Structural Causes Of Longterm Poverty
The most recent issue of Political Science Quarterly has an article by professor and author William Julius Wilson which discusses why many people in the United States are trapped in longterm poverty. The title of the article is “The Political and Economic Forces Shaping Concentrated Poverty.”
(The full article is online for free. Though other material in PSQ is not for free. This is just how it should be. The people at PSQ need to earn a living just like you and I. Nothing is “free.” Somewhere along the line is a cost. I bought a copy of the magazine because I want to help keep the folks at PSQ in business.)
There is nothing groundbreaking in the piece, but it discusses facts that can never be mentioned enough. Many of the reasons people are poor are built into the fabric of society and are not the fault of the people in poverty.
Consider the great majority of the people who have lost jobs in the current downturn. We don’t blame these people for what has happened because of our deep recession. It’s not so much of a leap to also understand there are many reasons why people are poor that have nothing to with lack of effort or an unwillingness to work.
Here are some of the issues cited by Dr. Wilson in his report—
* Federal housing polices going back to the New Deal years that excluded certain neighborhoods from getting a government assisted mortgage. These limits most often impacted black people.
* The fact that many poor people simply cannot afford a car to get to where the jobs are. (Or where the jobs were as the case may be today.)
* Cities and states building highways that isolated poor neighborhoods. Mr. Wilson mentions the first Mayor Daley of Chicago as a leading culprit in this respect.
* Cuts in the beginning in the Reagan years, and extending up to the G.W. Bush administration, to government programs that had in the past helped the poor.
* Use of deed restrictions and zoning laws to keep poor people out of certain communities and, in that way, limiting access to “moving up” in society.
* The “jobless recovery” after the 2001 recession that did little to help the most poor.
It should be noted here that the architects of the New Deal and Mayor Daley were Democrats.

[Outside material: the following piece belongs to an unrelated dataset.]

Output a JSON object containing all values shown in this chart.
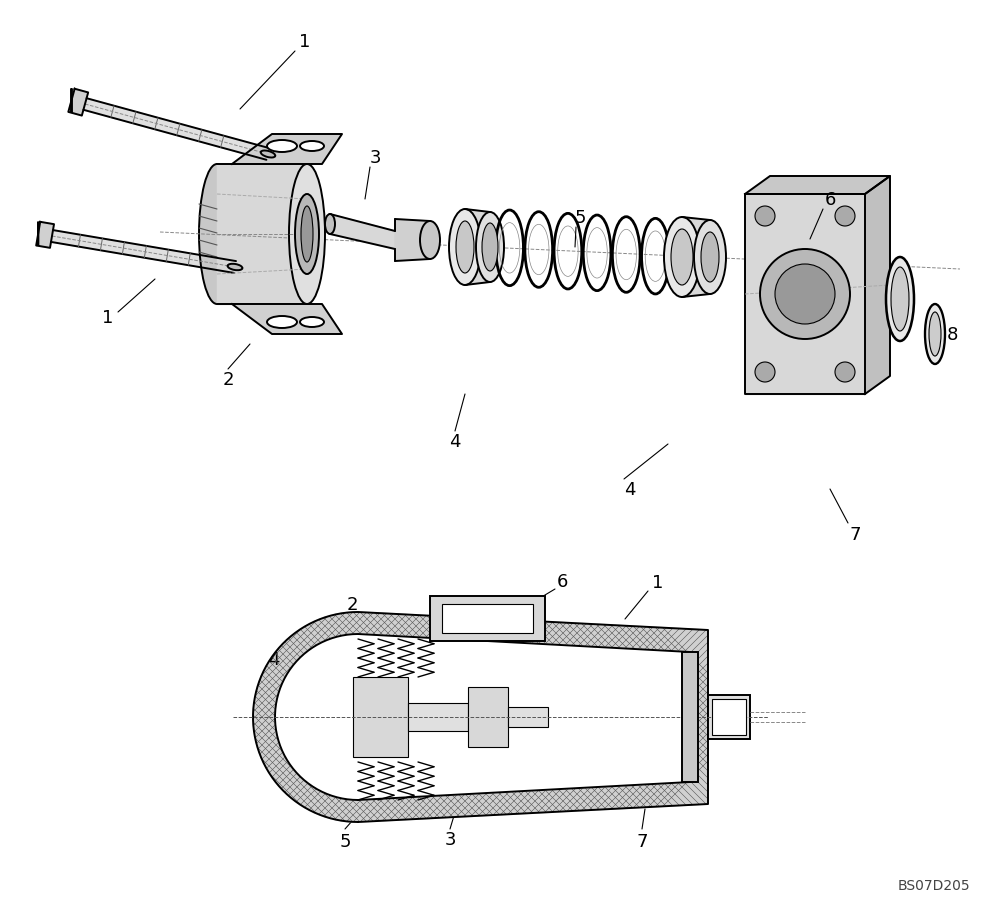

Some of the hope that comes with Mr. Obama, comes from the fact that at the national level the more hardcore racists and nuts have been fully pushed over into the Republican side of the aisle. We no longer have to placate these people to such a degree.
Though the toughness of the negotiations on the recently passed stimulus bill is a caution against that hope. The hard-hearted nutballs never retreat in full.
Here is information on poverty in America from the Gerald R. Ford School of Government at the University of Michigan. It is asserted here that 12.5% of Americans were poor in 2007. That number must be higher today.
Life is hard and people are often marked from birth when it comes to who will be successful or not. This not mean that people don’t rise out of poverty to do well, or that the children of the affluent don’t sometimes amount to nothing, but dumb luck plays a big part in who does well or not.
Dumb luck, and our ongoing willingness to accept the fact that millions of our fellow Americans will likely never be able to enjoy the full range of opportunity in our society. These are some of the biggest problems we face in addressing chronic poverty in the United States.